DESCRIPTION (provided by applicant): Rheumatoid arthritis (RA)-associated cytokine networks, cellular receptors, and signal transduction pathways have been fairly well characterized. However, gene regulatory networks that may drive and amplify inflammatory processes in RA have not been explored. Using mice with cartilage proteoglycan (PG)-induced arthritis (an autoimmune animal model of RA), we detected arthritis-specific epigenetic changes in B lymphocytes, which caused markedly upregulated expression of the gene encoding the "zinc finger and BTB domain containing 38" (ZBTB38) transcription factor. The ZBTB38 gene was similarly upregulated in lymphocytes of the majority of tested RA patients as compared to healthy individuals. We also found that ZBTB38 could facilitate its own transcription, and stimulate the expression of a number of other genes including those coding for transcription factors, pro-inflammatory cytokines, as well as chemokine and Toll-like receptors.
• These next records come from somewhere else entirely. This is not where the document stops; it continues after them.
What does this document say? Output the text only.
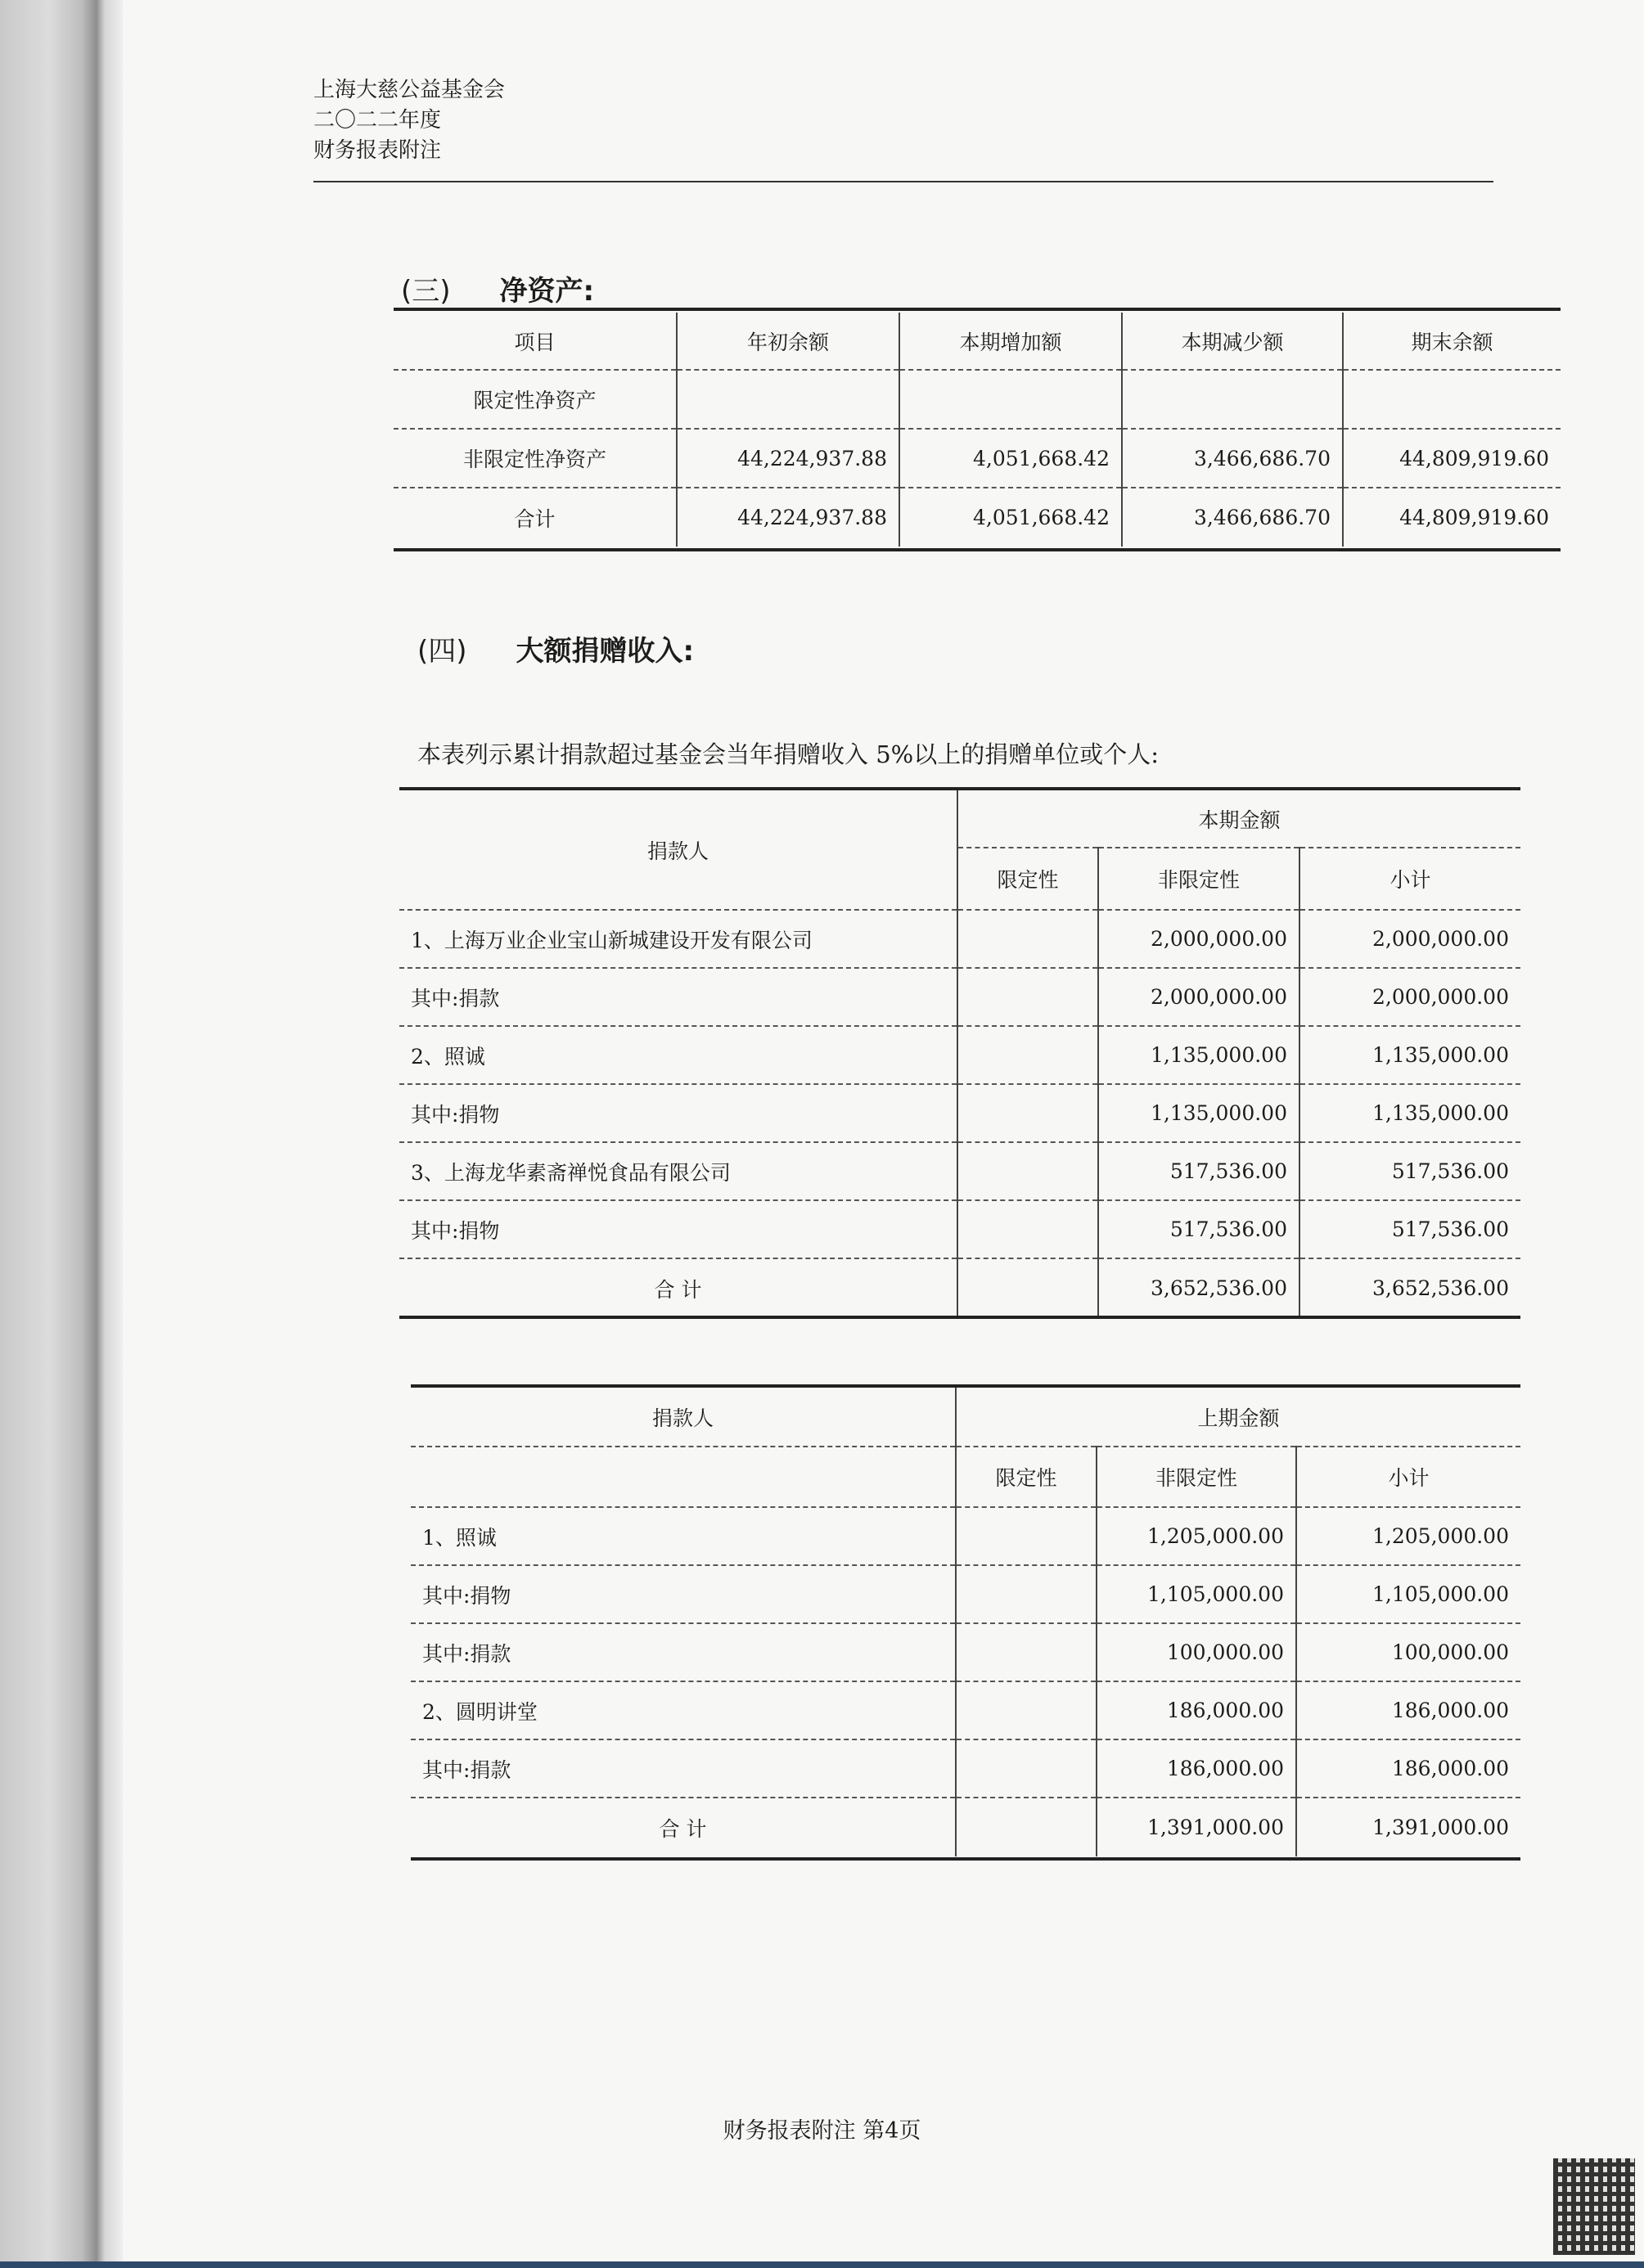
上海大慈公益基金会
二〇二二年度
财务报表附注
(三) 净资产:
项目	年初余额	本期增加额	本期减少额	期末余额
限定性净资产				
非限定性净资产	44,224,937.88	4,051,668.42	3,466,686.70	44,809,919.60
合计	44,224,937.88	4,051,668.42	3,466,686.70	44,809,919.60
(四) 大额捐赠收入:
本表列示累计捐款超过基金会当年捐赠收入 5%以上的捐赠单位或个人:
捐款人	本期金额		
	限定性	非限定性	小计
1、上海万业企业宝山新城建设开发有限公司		2,000,000.00	2,000,000.00
其中:捐款		2,000,000.00	2,000,000.00
2、照诚		1,135,000.00	1,135,000.00
其中:捐物		1,135,000.00	1,135,000.00
3、上海龙华素斋禅悦食品有限公司		517,536.00	517,536.00
其中:捐物		517,536.00	517,536.00
合 计		3,652,536.00	3,652,536.00
捐款人	上期金额		
	限定性	非限定性	小计
1、照诚		1,205,000.00	1,205,000.00
其中:捐物		1,105,000.00	1,105,000.00
其中:捐款		100,000.00	100,000.00
2、圆明讲堂		186,000.00	186,000.00
其中:捐款		186,000.00	186,000.00
合 计		1,391,000.00	1,391,000.00
财务报表附注 第4页
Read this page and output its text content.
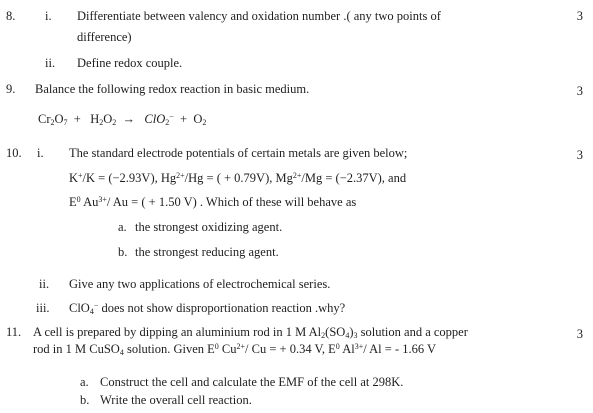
8. i. Differentiate between valency and oxidation number .( any two points of	3
difference)
ii. Define redox couple.
9. Balance the following redox reaction in basic medium.	3
$Cr_2O_7 + H_2O_2 \to ClO_2^- + O_2$
10. i. The standard electrode potentials of certain metals are given below;	3
K+/K = (−2.93V), $Hg^{2+}/Hg$ = ( + 0.79V), $Mg^{2+}/Mg = (-2.37V)$, and
$E^0$ $Au^{3+}/$ Au = ( + 1.50 V) . Which of these will behave as
a. the strongest oxidizing agent.
b. the strongest reducing agent.
ii. Give any two applications of electrochemical series.
iii. ClO$_4$− does not show disproportionation reaction .why?
11. A cell is prepared by dipping an aluminium rod in 1 M $Al_2(SO_4)_3$ solution and a copper	3
rod in 1 M CuSO$_4$ solution. Given $E^0$ $Cu^{2+}/$ Cu = + 0.34 V, $E^0$ $Al^{3+}/$ Al = - 1.66 V
a. Construct the cell and calculate the EMF of the cell at 298K.
b. Write the overall cell reaction.
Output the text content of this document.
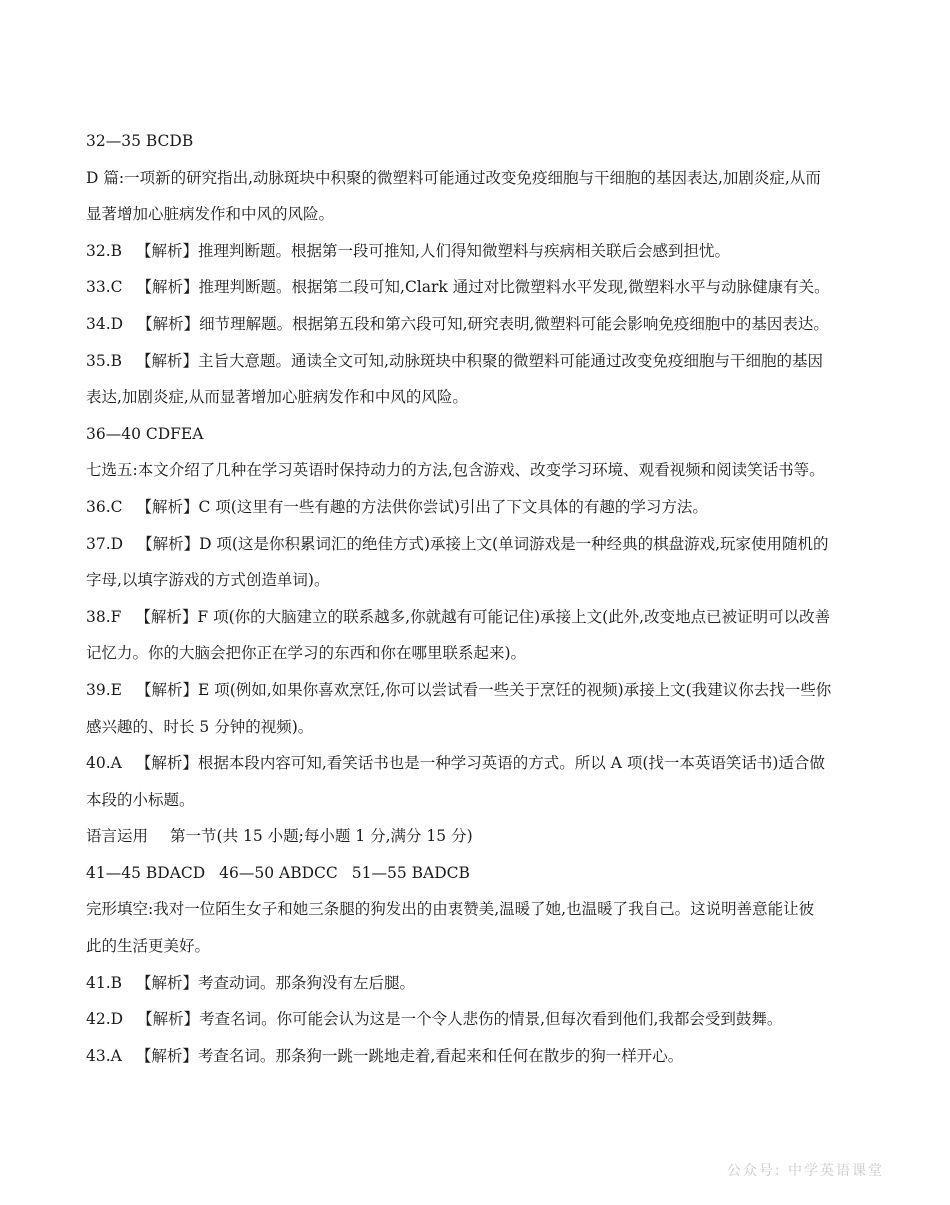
32—35 BCDB

D 篇:一项新的研究指出,动脉斑块中积聚的微塑料可能通过改变免疫细胞与干细胞的基因表达,加剧炎症,从而

显著增加心脏病发作和中风的风险。

32.B 【解析】推理判断题。根据第一段可推知,人们得知微塑料与疾病相关联后会感到担忧。

33.C 【解析】推理判断题。根据第二段可知,Clark 通过对比微塑料水平发现,微塑料水平与动脉健康有关。

34.D 【解析】细节理解题。根据第五段和第六段可知,研究表明,微塑料可能会影响免疫细胞中的基因表达。

35.B 【解析】主旨大意题。通读全文可知,动脉斑块中积聚的微塑料可能通过改变免疫细胞与干细胞的基因

表达,加剧炎症,从而显著增加心脏病发作和中风的风险。

36—40 CDFEA

七选五:本文介绍了几种在学习英语时保持动力的方法,包含游戏、改变学习环境、观看视频和阅读笑话书等。

36.C 【解析】C 项(这里有一些有趣的方法供你尝试)引出了下文具体的有趣的学习方法。

37.D 【解析】D 项(这是你积累词汇的绝佳方式)承接上文(单词游戏是一种经典的棋盘游戏,玩家使用随机的

字母,以填字游戏的方式创造单词)。

38.F 【解析】F 项(你的大脑建立的联系越多,你就越有可能记住)承接上文(此外,改变地点已被证明可以改善

记忆力。你的大脑会把你正在学习的东西和你在哪里联系起来)。

39.E 【解析】E 项(例如,如果你喜欢烹饪,你可以尝试看一些关于烹饪的视频)承接上文(我建议你去找一些你

感兴趣的、时长 5 分钟的视频)。

40.A 【解析】根据本段内容可知,看笑话书也是一种学习英语的方式。所以 A 项(找一本英语笑话书)适合做

本段的小标题。

语言运用 第一节(共 15 小题;每小题 1 分,满分 15 分)

41—45 BDACD 46—50 ABDCC 51—55 BADCB

完形填空:我对一位陌生女子和她三条腿的狗发出的由衷赞美,温暖了她,也温暖了我自己。这说明善意能让彼

此的生活更美好。

41.B 【解析】考查动词。那条狗没有左后腿。

42.D 【解析】考查名词。你可能会认为这是一个令人悲伤的情景,但每次看到他们,我都会受到鼓舞。

43.A 【解析】考查名词。那条狗一跳一跳地走着,看起来和任何在散步的狗一样开心。

公众号: 中学英语课堂
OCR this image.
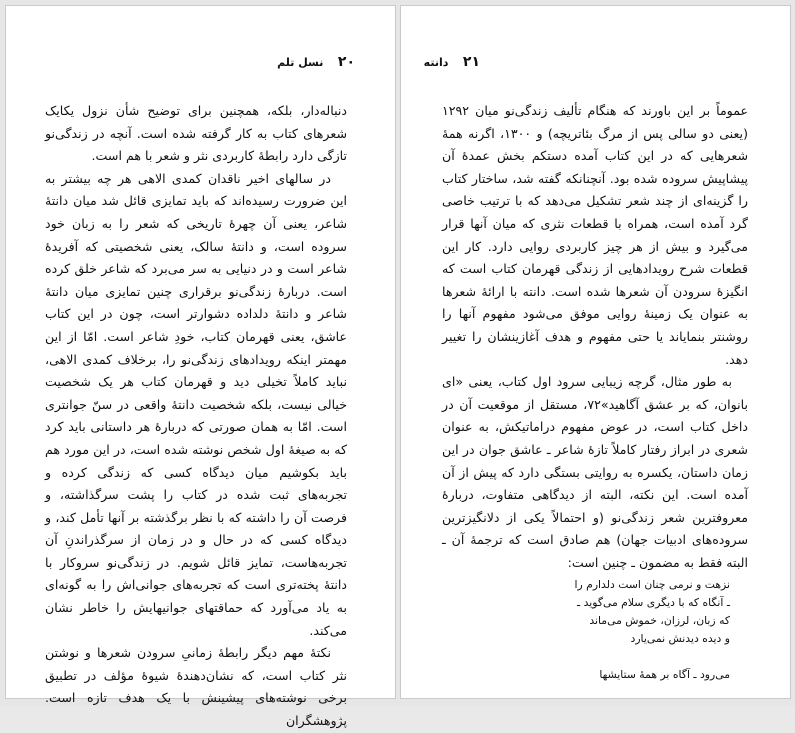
۲۰ نسل تلم

دنباله‌دار، بلکه، همچنین برای توضیح شأن نزول یکایک شعرهای کتاب به کار گرفته شده است. آنچه در زندگی‌نو تازگی دارد رابطهٔ کاربردی نثر و شعر با هم است.

در سالهای اخیر ناقدان کمدی الاهی هر چه بیشتر به این ضرورت رسیده‌اند که باید تمایزی قائل شد میان دانتهٔ شاعر، یعنی آن چهرهٔ تاریخی که شعر را به زبان خود سروده است، و دانتهٔ سالک، یعنی شخصیتی که آفریدهٔ شاعر است و در دنیایی به سر می‌برد که شاعر خلق کرده است. دربارهٔ زندگی‌نو برقراری چنین تمایزی میان دانتهٔ شاعر و دانتهٔ دلداده دشوارتر است، چون در این کتاب عاشق، یعنی قهرمان کتاب، خودِ شاعر است. امّا از این مهمتر اینکه رویدادهای زندگی‌نو را، برخلاف کمدی الاهی، نباید کاملاً تخیلی دید و قهرمان کتاب هر یک شخصیت خیالی نیست، بلکه شخصیت دانتهٔ واقعی در سنّ جوانتری است. امّا به همان صورتی که دربارهٔ هر داستانی باید کرد که به صیغهٔ اول شخص نوشته شده است، در این مورد هم باید بکوشیم میان دیدگاه کسی که زندگی کرده و تجربه‌های ثبت شده در کتاب را پشت سرگذاشته، و فرصت آن را داشته که با نظر برگذشته بر آنها تأمل کند، و دیدگاه کسی که در حال و در زمان از سرگذراندنِ آن تجربه‌هاست، تمایز قائل شویم. در زندگی‌نو سروکار با دانتهٔ پخته‌تری است که تجربه‌های جوانی‌اش را به گونه‌ای به یاد می‌آورد که حماقتهای جوانیهایش را خاطر نشان می‌کند.

نکتهٔ مهم دیگر رابطهٔ زمانیِ سرودن شعرها و نوشتن نثر کتاب است، که نشان‌دهندهٔ شیوهٔ مؤلف در تطبیق برخی نوشته‌های پیشینش با یک هدف تازه است. پژوهشگران

۲۱ دانته

عموماً بر این باورند که هنگام تألیف زندگی‌نو میان ۱۲۹۲ (یعنی دو سالی پس از مرگ بئاتریچه) و ۱۳۰۰، اگرنه همهٔ شعرهایی که در این کتاب آمده دستکم بخش عمدهٔ آن پیشاپیش سروده شده بود. آنچنانکه گفته شد، ساختار کتاب را گزینه‌ای از چند شعر تشکیل می‌دهد که با ترتیب خاصی گرد آمده است، همراه با قطعات نثری که میان آنها قرار می‌گیرد و بیش از هر چیز کاربردی روایی دارد. کار این قطعات شرح رویدادهایی از زندگی قهرمان کتاب است که انگیزهٔ سرودن آن شعرها شده است. دانته با ارائهٔ شعرها به عنوان یک زمینهٔ روایی موفق می‌شود مفهوم آنها را روشنتر بنمایاند یا حتی مفهوم و هدف آغازینشان را تغییر دهد.

به طور مثال، گرچه زیبایی سرود اول کتاب، یعنی «ای بانوان، که بر عشق آگاهید»۷۲، مستقل از موقعیت آن در داخل کتاب است، در عوض مفهوم دراماتیکش، به عنوان شعری در ابراز رفتار کاملاً تازهٔ شاعر ـ عاشق جوان در این زمان داستان، یکسره به روایتی بستگی دارد که پیش از آن آمده است. این نکته، البته از دیدگاهی متفاوت، دربارهٔ معروفترین شعر زندگی‌نو (و احتمالاً یکی از دلانگیزترین سروده‌های ادبیات جهان) هم صادق است که ترجمهٔ آن ـ البته فقط به مضمون ـ چنین است:

نزهت و نرمی چنان است دلدارم را
ـ آنگاه که با دیگری سلام می‌گوید ـ
که زبان، لرزان، خموش می‌ماند
و دیده دیدنش نمی‌یارد
می‌رود ـ آگاه بر همهٔ ستایشها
Intriguingly, many of the gene products affected by ZBTB38's transcription factor activity have been implicated in RA pathogenesis. Our preliminary data argue for the involvement of ZBTB38 in an intricate gene regulatory network that controls inflammatory/autoimmune processes in RA. We will identify the members of this network and delineate their interactions in lymphocytes from arthritic mice and from patients with RA. In addition, we will further investigate arthritis-relate epigenetic events in selected RA patients. The proposed project should help in exploring genetic/epigenetic mechanisms involved in the regulation of a major RA- associated inflammatory pathway, and may also identify genes as novel biomarkers and drug targets for RA.

描述（由申请人提供）：类风湿性关节炎（RA）相关的细胞因子网络、细胞受体和信号转导途径已经得到相当好的表征。然而，尚未探索可能驱动和放大 RA 炎症过程的基因调控网络。使用软骨蛋白多糖 (PG) 诱导的关节炎（RA 的自身免疫动物模型）小鼠，我们检测到 B 淋巴细胞中关节炎特异性表观遗传变化，这导致编码“锌指和包含 38 的 BTB 结构域”的基因表达显着上调(ZBTB38)转录因子。与健康个体相比，大多数测试的 RA 患者的淋巴细胞中 ZBTB38 基因同样上调。我们还发现 ZBTB38 可以促进其自身转录，并刺激许多其他基因的表达，包括编码转录因子、促炎细胞因子以及趋化因子和 Toll 样受体的基因。有趣的是，许多受 ZBTB38 转录因子活性影响的基因产物与 RA 发病机制有关。我们的初步数据表明 ZBTB38 参与了控制 RA 炎症/自身免疫过程的复杂基因调控网络。我们将鉴定该网络的成员，并描述它们在关节炎小鼠和类风湿性关节炎患者的淋巴细胞中的相互作用。此外，我们将进一步研究选定的 RA 患者中与关节炎相关的表观遗传事件。拟议的项目应有助于探索参与主要 RA 相关炎症途径调节的遗传/表观遗传机制，并且还可以将基因识别为 RA 的新型生物标志物和药物靶点。